Canon EOS Rebel T1i DSLR Camera Review
Features and Technology
One of the upgrades in the Rebel T1i from previous consumer-grade models is the DIGIC 4 Imaging Processor which provides faster processing of fine detail and natural color reproduction and 14-bit analog-to-digital conversion for smooth color tones and less risk of banding. Canon claims this processor also speeds up camera operations.
The DIGIC 4 Imaging Processor works in combination with the EOS Rebel T1i's CMOS (complementary metal oxide semiconductor, ie: all digital) sensor to give you the best possible clarity and tonal range in your images. The CMOS sensor used in the Rebel T1i uses many of the same technologies that you'll find in Canon's professional cameras. Unlike professional cameras though, the Rebel T1i has an APS-C size sensor which creates an effective 1.6x field of view (compared to 35mm format). This 1.6x conversion factor is common in all of Canon's consumer-grade DSLRs. Nikon has a similar conversion factor in its consumer-grade DSLRs.
Obviously another highly touted feature of the Rebel T1i is its ability to capture full HD video at 1920 x 1080 resolution. The Rebel T1i's frame rate of 20fps at 1080p is a bit disappointing, but it's not completely unusable. Some users may also prefer to use this mode as a high-speed continuous shooting mode rather than a video mode. Although each individual frame may only be the equivalent of a 2 megapixel image, 20fps is certainly a very fast burst rate. Realistically speaking, however, most users will treat the Rebel T1i as a 720p model since that's where you're going to get the best quality video at a much more fluid 30fps.
The video capture mode uses the Rebel T1i's Live View function and the Picture Style that has been selected for Live View still image shooting. If you adjust image sharpness, contrast, color saturation, or white balance on the camera, the same settings will apply to the movie image as well. Video clips are limited to 4GB per clip. Depending on the complexity of the video you are capturing, Canon says this limit is equivalent to about 12 minutes of Full HD video, 18 minutes of 720p HD video, or 24 minutes of SD video.

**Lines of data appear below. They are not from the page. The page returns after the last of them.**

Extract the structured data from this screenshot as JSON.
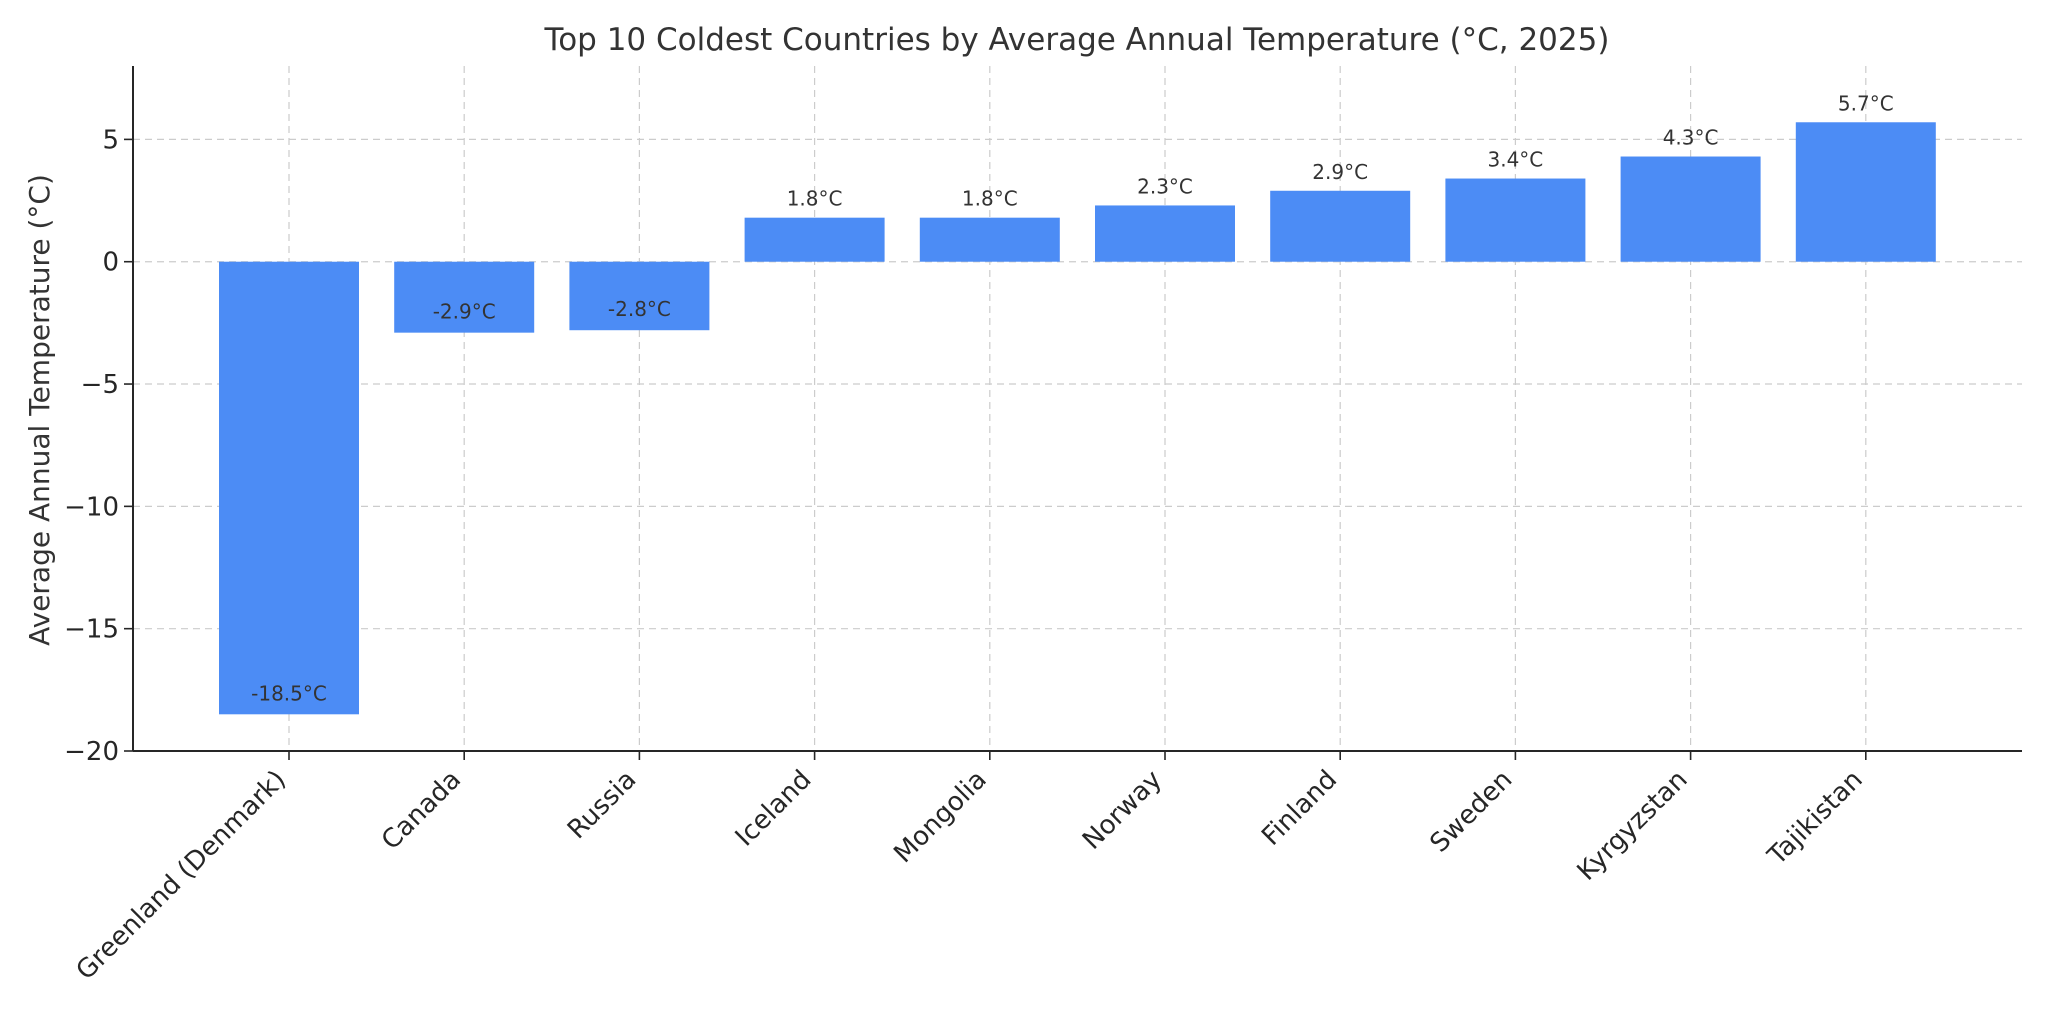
{
  "chart_data": {
    "type": "bar",
    "title": "Top 10 Coldest Countries by Average Annual Temperature (°C, 2025)",
    "xlabel": "",
    "ylabel": "Average Annual Temperature (°C)",
    "categories": [
      "Greenland (Denmark)",
      "Canada",
      "Russia",
      "Iceland",
      "Mongolia",
      "Norway",
      "Finland",
      "Sweden",
      "Kyrgyzstan",
      "Tajikistan"
    ],
    "values": [
      -18.5,
      -2.9,
      -2.8,
      1.8,
      1.8,
      2.3,
      2.9,
      3.4,
      4.3,
      5.7
    ],
    "data_labels": [
      "-18.5°C",
      "-2.9°C",
      "-2.8°C",
      "1.8°C",
      "1.8°C",
      "2.3°C",
      "2.9°C",
      "3.4°C",
      "4.3°C",
      "5.7°C"
    ],
    "ylim": [
      -20,
      8
    ],
    "yticks": [
      5,
      0,
      -5,
      -10,
      -15,
      -20
    ],
    "ytick_labels": [
      "5",
      "0",
      "−5",
      "−10",
      "−15",
      "−20"
    ],
    "grid": true,
    "bar_color": "#4c8cf5"
  }
}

There's a small monaural microphone on the front of the camera that records sound. Video clips are recorded in .MOV format using an MPEG-4 video compression and sound is recorded using linear PCM without compression. After you've captured videos, you can show them off on a HDTV using the camera's built-in HDMI output.
In addition to the ability to review images and video on an HDTV, the Rebel T1i provides a 3-inch Clear View LCD with 920,000 dots/VGA resolution on the back of the camera. For added protection, the LCD also has anti-reflective and scratch-resistant coatings. This LCD is the same screen found on Canon's professional models such as the EOS 5D Mark II and an improvement from the screens found on previous Rebel models.
The Rebel T1i's continuous shooting option at 3.4 fps is pretty much on-par with what we expect for cameras in this space. If you use a class 6 or higher SD or SDHC memory card, Canon claims you'll be able to capture up to 170 large/fine JPEG images or up to nine RAW images in a single burst.
Other enhancements to the Rebel T1i include the Auto Lighting Optimizer that can lighten dark areas of a scene while keeping the correct tonal detail in bright areas. The camera also supports a wide ISO range from 100-3200 with ISO expansion options of 6400 and 12800. To help combat noise in these higher ISO ranges, the DIGIC 4 Image Processor incorporates noise-reduction technology.
Finally, to help improve the Rebel T1i's resistance to dust, Canon included its popular EOS Integrated Cleaning System. Canon also upgraded the Self-Cleaning Sensor Unit for the Rebel T1i with a fluorine coating on the low-pass filter.